Synergistic dye/photocatalyst interconnections for activating efficient light-induced degradation pathways

Abstract

The development of high performance photocatalysts (PCs) can be considered an efficient strategy to alleviate the growing global concern over environmental water pollution. In particular, metal halide perovskites (MHPs) have been proposed as suitable materials for removing various contaminants. However, there is still a lack of criteria regarding the type of dyes that can be efficiently degraded by MHPs and their degradation pathways. In this study, we applied a reprecipitation approach for obtaining CsPbBr₃ materials using three different polar solvents for crystallization: ethyl acetate (EA), iso-propanol (IPA), and acetone (ACE). A comprehensive morphological, structural, and optical characterization of the three resulting CsPbBr₃ samples, namely, EA-CsPbBr₃, IPA-CsPbBr₃, and ACE-CsPbBr₃, was performed. In the prototypical methylene blue photodegradation under visible-light irradiation (λ > 420 nm), EA-CsPbBr₃ demonstrates the best performance among the three PCs, primarily due to the largest surface area and smallest particle size. This highlights the role of the crystallization solvent in the morphological control of the corresponding PCs. The EA-CsPbBr₃ material was systematically employed in the photodegradation of different xanthene-based dyes, resulting in extremely efficient decomposition of environmentally persistent halogen-containing dyes (eosin B, erythrosin B, and rose Bengal).
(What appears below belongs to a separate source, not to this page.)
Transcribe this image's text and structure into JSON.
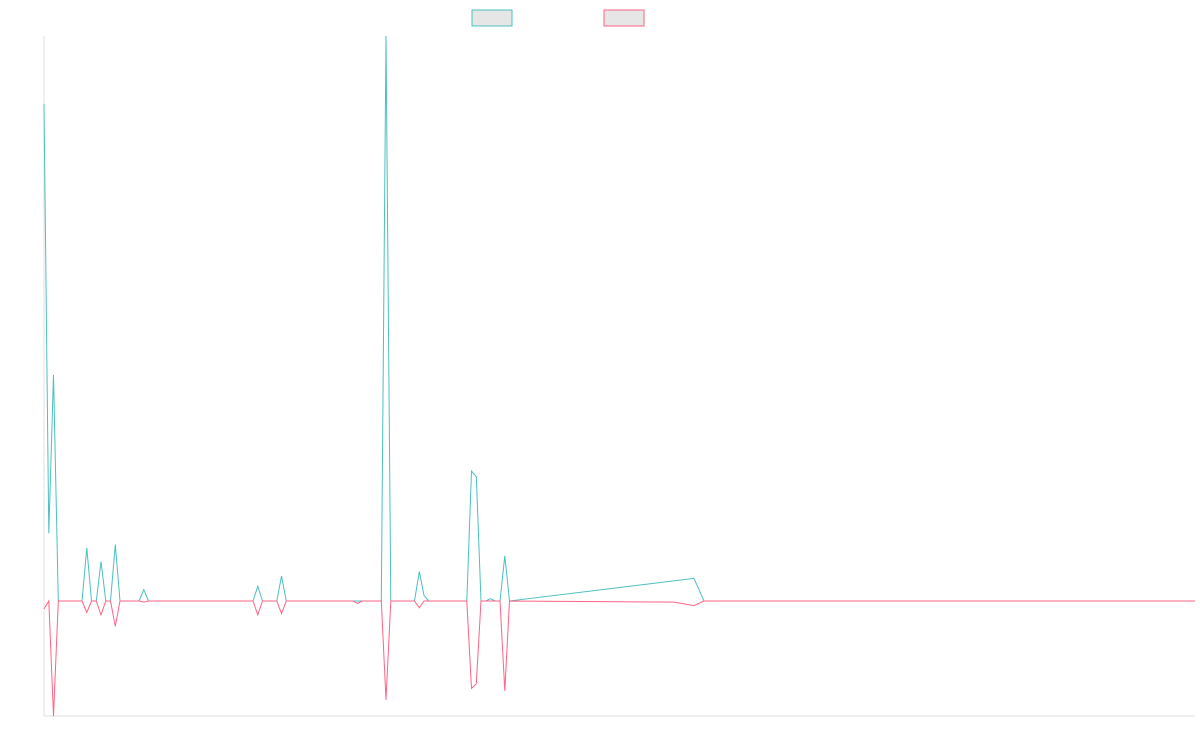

In these cases, the pseudo-first order reaction rate constants (k = 0.33094–0.62243 min⁻¹) are one order of magnitude higher than those recorded for the degradation of halogen-free rhodamine B (k = 0.05230 min⁻¹) and methylene blue (k = 0.02098 min⁻¹). The investigations on the photo-degradation mechanism of eosin B demonstrate the key role of photo-injected electrons into the dye, activating the C–X bonds and the consequent radical decomposition pathways. Furthermore, we observe that the degradation kinetics remain unaltered at least five times using the recovered PC of each cycle. Therefore, this study not only consolidates the potential of CsPbBr₃ materials in the dye removal but also provides new insights into the impact of synthetic methods on their photocatalytic activity and degradation pathways.